People can absolutely get PhD positions with a 2:1 and I agree you need to show some other skills or abilities but most crucially you need to hope someone with a 1st doesn't also apply for that post. If that happens, your application is as good as dead unless you are physically related to the supervisor or can persuade them to take a bribe. I think it is very important that people with lower grades understand that.


I think there's a lot more to it than what you got in your undergraduate degree. To say that I wouldn't have got my PhD if someone with a 1st had applied is, I think rather unfair.

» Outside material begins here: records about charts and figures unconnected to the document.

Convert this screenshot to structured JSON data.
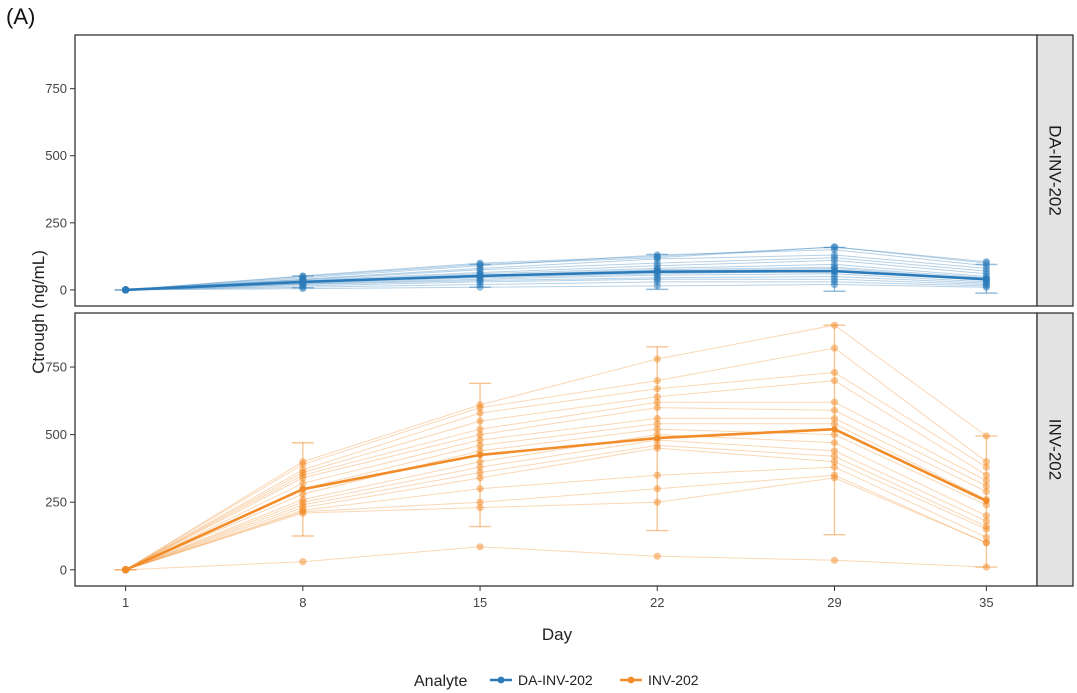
{
  "figure_label": "(A)",
  "chart_data": {
    "type": "line",
    "xlabel": "Day",
    "ylabel": "Ctrough (ng/mL)",
    "x_ticks": [
      1,
      8,
      15,
      22,
      29,
      35
    ],
    "y_ticks": [
      0,
      250,
      500,
      750
    ],
    "xlim": [
      -1,
      37
    ],
    "ylim": [
      -60,
      950
    ],
    "grid": false,
    "legend": {
      "title": "Analyte",
      "position": "bottom",
      "entries": [
        "DA-INV-202",
        "INV-202"
      ]
    },
    "colors": {
      "DA-INV-202": "#2b7bba",
      "INV-202": "#f28c28"
    },
    "facets": [
      {
        "strip_label": "DA-INV-202",
        "analyte": "DA-INV-202",
        "mean": {
          "x": [
            1,
            8,
            15,
            22,
            29,
            35
          ],
          "y": [
            0,
            30,
            52,
            68,
            70,
            40
          ]
        },
        "error_bars": [
          {
            "x": 1,
            "low": 0,
            "high": 0
          },
          {
            "x": 8,
            "low": 8,
            "high": 52
          },
          {
            "x": 15,
            "low": 10,
            "high": 95
          },
          {
            "x": 22,
            "low": 2,
            "high": 132
          },
          {
            "x": 29,
            "low": -5,
            "high": 158
          },
          {
            "x": 35,
            "low": -12,
            "high": 95
          }
        ],
        "subjects": [
          [
            0,
            50,
            95,
            120,
            160,
            100
          ],
          [
            0,
            45,
            90,
            130,
            150,
            90
          ],
          [
            0,
            40,
            80,
            115,
            130,
            80
          ],
          [
            0,
            38,
            75,
            100,
            120,
            70
          ],
          [
            0,
            35,
            65,
            90,
            110,
            60
          ],
          [
            0,
            32,
            60,
            80,
            95,
            50
          ],
          [
            0,
            30,
            55,
            75,
            85,
            45
          ],
          [
            0,
            28,
            50,
            70,
            80,
            40
          ],
          [
            0,
            25,
            45,
            60,
            70,
            35
          ],
          [
            0,
            22,
            40,
            55,
            60,
            30
          ],
          [
            0,
            20,
            35,
            45,
            50,
            25
          ],
          [
            0,
            15,
            30,
            40,
            40,
            20
          ],
          [
            0,
            10,
            20,
            30,
            30,
            15
          ],
          [
            0,
            5,
            10,
            15,
            20,
            10
          ],
          [
            0,
            52,
            100,
            125,
            160,
            105
          ]
        ]
      },
      {
        "strip_label": "INV-202",
        "analyte": "INV-202",
        "mean": {
          "x": [
            1,
            8,
            15,
            22,
            29,
            35
          ],
          "y": [
            0,
            298,
            425,
            487,
            520,
            255
          ]
        },
        "error_bars": [
          {
            "x": 1,
            "low": 0,
            "high": 0
          },
          {
            "x": 8,
            "low": 125,
            "high": 470
          },
          {
            "x": 15,
            "low": 160,
            "high": 690
          },
          {
            "x": 22,
            "low": 145,
            "high": 825
          },
          {
            "x": 29,
            "low": 130,
            "high": 905
          },
          {
            "x": 35,
            "low": 10,
            "high": 495
          }
        ],
        "subjects": [
          [
            0,
            400,
            610,
            780,
            905,
            495
          ],
          [
            0,
            390,
            600,
            700,
            820,
            400
          ],
          [
            0,
            370,
            580,
            670,
            730,
            380
          ],
          [
            0,
            360,
            550,
            640,
            700,
            350
          ],
          [
            0,
            350,
            520,
            620,
            620,
            330
          ],
          [
            0,
            340,
            500,
            600,
            590,
            310
          ],
          [
            0,
            320,
            480,
            560,
            560,
            290
          ],
          [
            0,
            300,
            460,
            540,
            540,
            260
          ],
          [
            0,
            280,
            440,
            520,
            500,
            240
          ],
          [
            0,
            260,
            400,
            500,
            470,
            200
          ],
          [
            0,
            250,
            380,
            480,
            440,
            180
          ],
          [
            0,
            240,
            360,
            460,
            420,
            160
          ],
          [
            0,
            230,
            340,
            450,
            400,
            150
          ],
          [
            0,
            220,
            300,
            350,
            380,
            120
          ],
          [
            0,
            215,
            250,
            300,
            350,
            100
          ],
          [
            0,
            210,
            230,
            250,
            340,
            100
          ],
          [
            0,
            30,
            85,
            50,
            35,
            10
          ]
        ]
      }
    ]
  }
}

I don't know who the other candidates were, but I do know that having spend 10+ years working (and getting a Masters part-time) before deciding to do my PhD means that I'm not the same person I was when I was when I graduated at 22 and can demonstrate a lot more of the skills necessary for a PhD than someone who has just graduated with a 1st from an equivalent university.

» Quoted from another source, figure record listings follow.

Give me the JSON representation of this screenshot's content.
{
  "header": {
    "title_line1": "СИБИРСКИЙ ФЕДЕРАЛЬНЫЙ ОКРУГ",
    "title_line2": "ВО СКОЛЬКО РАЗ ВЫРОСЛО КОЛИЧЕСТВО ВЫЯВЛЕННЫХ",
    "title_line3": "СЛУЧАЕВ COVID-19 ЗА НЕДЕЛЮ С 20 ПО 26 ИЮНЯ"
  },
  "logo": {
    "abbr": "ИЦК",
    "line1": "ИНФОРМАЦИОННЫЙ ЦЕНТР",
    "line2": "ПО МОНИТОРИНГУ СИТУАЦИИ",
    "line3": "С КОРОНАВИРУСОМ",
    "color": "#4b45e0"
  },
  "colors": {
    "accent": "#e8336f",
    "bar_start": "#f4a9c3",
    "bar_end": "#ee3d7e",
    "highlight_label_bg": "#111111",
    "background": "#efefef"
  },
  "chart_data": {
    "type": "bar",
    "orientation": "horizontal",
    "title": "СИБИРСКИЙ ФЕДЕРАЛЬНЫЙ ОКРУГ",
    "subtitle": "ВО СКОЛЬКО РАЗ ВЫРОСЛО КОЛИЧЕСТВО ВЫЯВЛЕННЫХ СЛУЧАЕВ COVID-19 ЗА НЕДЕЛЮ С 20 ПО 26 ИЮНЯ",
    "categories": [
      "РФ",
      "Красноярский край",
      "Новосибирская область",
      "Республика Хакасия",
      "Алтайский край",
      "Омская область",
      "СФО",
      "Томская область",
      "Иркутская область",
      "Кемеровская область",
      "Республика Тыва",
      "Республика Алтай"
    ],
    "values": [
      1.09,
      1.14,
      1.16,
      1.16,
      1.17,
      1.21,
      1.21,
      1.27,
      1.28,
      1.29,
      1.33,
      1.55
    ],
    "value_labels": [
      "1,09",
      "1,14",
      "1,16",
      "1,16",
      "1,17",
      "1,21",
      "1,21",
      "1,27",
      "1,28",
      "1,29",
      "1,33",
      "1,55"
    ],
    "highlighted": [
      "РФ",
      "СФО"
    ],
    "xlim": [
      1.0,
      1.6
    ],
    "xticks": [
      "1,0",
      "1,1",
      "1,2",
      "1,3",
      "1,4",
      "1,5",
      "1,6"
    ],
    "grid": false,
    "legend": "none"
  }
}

What made you want to take phd after 10+ yrs?
posted
03-May-18, 16:28
Avatar for chantedsnicker
posted about 3 months ago
Quote From divineflare1411:


What made you want to take phd after 10+ yrs?


I think that's a tough question to answer briefly. I've probably been wanting to do one for 5 years or so, since finishing my masters but for different reasons the timing wasn't right. For a while I looked at doing one by publication but that wouldn't have been right for me.

Ultimately, doing one full-time, and now, came down to two reasons, mostly because I want the personal achievement of getting my PhD. Secondly, having tried to side-step my career into a slightly different field for many years and having failed, I thought this would be an opportunity to get my foot in the door.
posted
03-May-18, 23:37
by pm133
Avatar for pm133
posted about 3 months ago
Quote From chaotic1328:
Not to put to fine a point on it, age discrimination does happen, maybe not in computer science, but certainly in the social sciences. I received some great feedback during the summer when I was emailing potential supervisors regarding my PhD. This senior academic from a respected university gave me some very useful information how to go about it, even though my topic wasn't outside of her expertise/interest, and so she could not supervise my thesis unless I make fundamental changes . Along with the helpful advice was the comment that in her experience (and she did say that she shouldn't really be saying this), funded places are usually for budding academics, and so younger applicants (those in their 20s and early 30s) tend to be looked upon more favourably. That is not to say that us oldies have no chance of funded places, just that with all things being equal, younger applicants do tend to get the nod.


.


I am not saying age discrimination doesnt happen at all. I am saying it is not the problem it is made out to be.
If you get a 1st you will almost certainly avoid these sorts of problems.
In that cae it won't matter a jot what age you are.
As for that academic you mentioned, that assumes more than one person applies for her PhD position in the first place.
Most supervisors simply cannot be fussy.